Au final, les travaux de la commission mixte paritaire ont permis d’apporter des précisions utiles à un texte qui comportait déjà, après son passage dans chaque chambre, de nombreuses dispositions pragmatiques en faveur du commerce, de l’artisanat et des très petites entreprises. C’est un texte de compromis, équilibré me semble-t-il, qui recueille l’assentiment de la plupart des acteurs économiques et qui, au bout du compte, constitue aussi un texte d’apaisement face aux craintes qui ont pu être exprimées à un moment donné.

C’est pourquoi, mes chers collègues, j’ai le plaisir de vous inviter à l’adopter. (Applaudissements sur les travées du RDSE et de l'UDI-UC.)

M. le président. La parole est à Mme la secrétaire d'État.

Mme Carole Delga, secrétaire d'État auprès du ministre de l'économie, du redressement productif et du numérique, chargée du commerce, de l'artisanat, de la consommation et de l'économie sociale et solidaire. Monsieur le président, mesdames, messieurs les sénateurs, dans la Déclaration des droits de l’homme et du citoyen, il faudrait ajouter le droit d’être ambitieux. En effet, ce n’est pas parce que l’on est une petite structure que l’on n’a pas le droit d’être ambitieux.

Ce droit, les artisans, les commerçants, les dirigeants de très petites entreprises et tous ceux qui se lancent dans la grande aventure entrepreneuriale, l’ont. Il était temps, urgent même, de leur donner les moyens de leur développement, les leviers de leur expansion et les raisons de leur espérance.
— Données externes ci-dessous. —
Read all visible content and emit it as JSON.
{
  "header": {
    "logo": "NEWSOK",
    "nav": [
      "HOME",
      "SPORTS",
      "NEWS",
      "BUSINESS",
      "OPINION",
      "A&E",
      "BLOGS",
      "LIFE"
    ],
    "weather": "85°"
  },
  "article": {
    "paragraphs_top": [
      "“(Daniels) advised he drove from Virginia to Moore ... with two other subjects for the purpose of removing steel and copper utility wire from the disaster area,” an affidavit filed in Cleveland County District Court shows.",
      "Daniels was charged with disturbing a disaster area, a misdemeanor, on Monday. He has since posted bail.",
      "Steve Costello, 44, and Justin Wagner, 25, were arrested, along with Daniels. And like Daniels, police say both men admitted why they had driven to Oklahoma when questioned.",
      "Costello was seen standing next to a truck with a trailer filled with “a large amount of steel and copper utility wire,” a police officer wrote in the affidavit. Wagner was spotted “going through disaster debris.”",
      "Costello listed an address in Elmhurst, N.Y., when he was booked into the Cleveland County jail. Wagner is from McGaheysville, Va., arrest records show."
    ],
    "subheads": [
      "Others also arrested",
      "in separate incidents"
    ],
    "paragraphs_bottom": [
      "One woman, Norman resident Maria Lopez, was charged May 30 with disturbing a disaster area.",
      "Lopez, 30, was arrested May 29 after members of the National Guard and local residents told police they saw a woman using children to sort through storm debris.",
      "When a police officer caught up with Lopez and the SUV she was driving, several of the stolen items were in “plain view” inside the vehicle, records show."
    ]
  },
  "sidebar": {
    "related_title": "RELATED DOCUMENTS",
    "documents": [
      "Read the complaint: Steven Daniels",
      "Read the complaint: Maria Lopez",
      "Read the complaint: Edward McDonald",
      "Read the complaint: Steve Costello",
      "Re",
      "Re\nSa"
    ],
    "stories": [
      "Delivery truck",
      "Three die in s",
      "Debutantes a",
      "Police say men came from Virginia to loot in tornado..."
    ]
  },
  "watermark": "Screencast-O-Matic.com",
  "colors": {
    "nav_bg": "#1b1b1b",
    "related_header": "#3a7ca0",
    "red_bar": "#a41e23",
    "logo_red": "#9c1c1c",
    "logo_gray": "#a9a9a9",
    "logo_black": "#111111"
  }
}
Ils représentent le poumon de nos territoires, le cœur battant de notre pays, et la loi sur l’artisanat, le commerce et les très petites entreprises facilite leur présent et éclaircit leur avenir.

Ces femmes et ces hommes représentent plus de trois millions d’entreprises de proximité et 25 % du PIB ! Je suis donc heureuse, car ce texte sera, j’en suis convaincue, un jalon important sur le chemin de la croissance et des emplois retrouvés.
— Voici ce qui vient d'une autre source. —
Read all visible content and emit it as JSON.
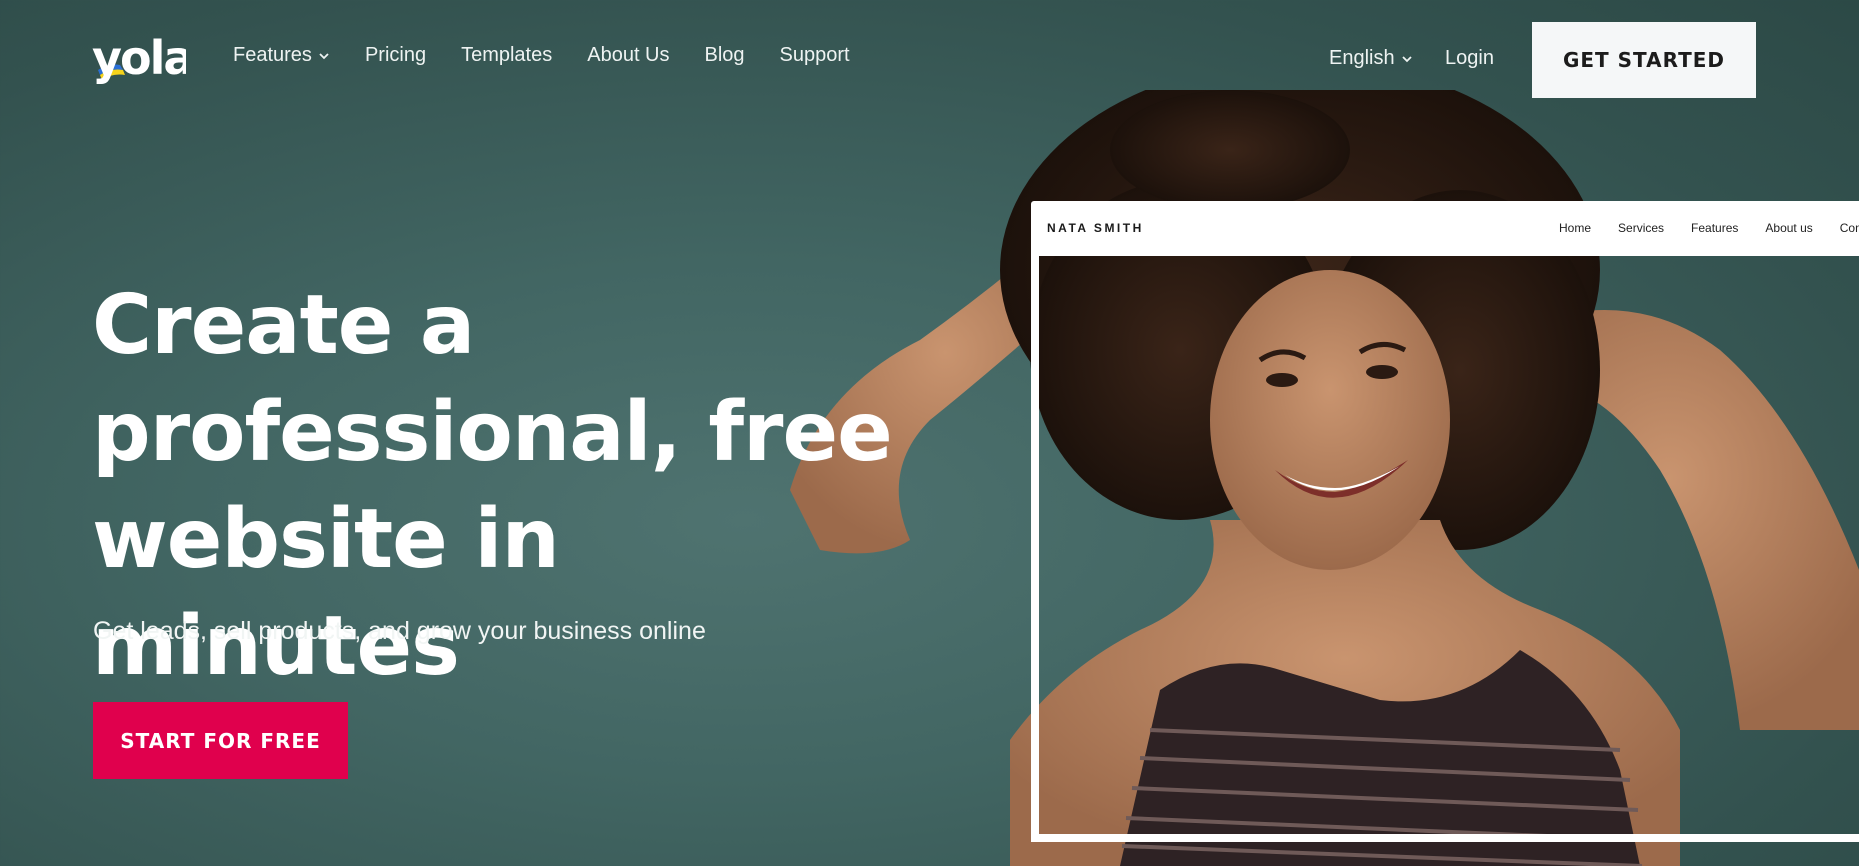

Oui, ce sont eux qui créent des emplois. Ce sont eux, qui, en plus de la valeur économique, créent une valeur sociale vitale pour nos concitoyens, en répandant le souffle de la proximité, de la convivialité, du savoir-faire et de la passion de leur métier dans les villes et les campagnes, les périphéries et les centres.

La bonne santé du commerce, le développement de l’artisanat, l’enthousiasme des entrepreneurs, cela ne se décrète pas. Il faut une détermination sans faille et une volonté politique pour mettre en place les conditions de cette bonne santé et de ce développement.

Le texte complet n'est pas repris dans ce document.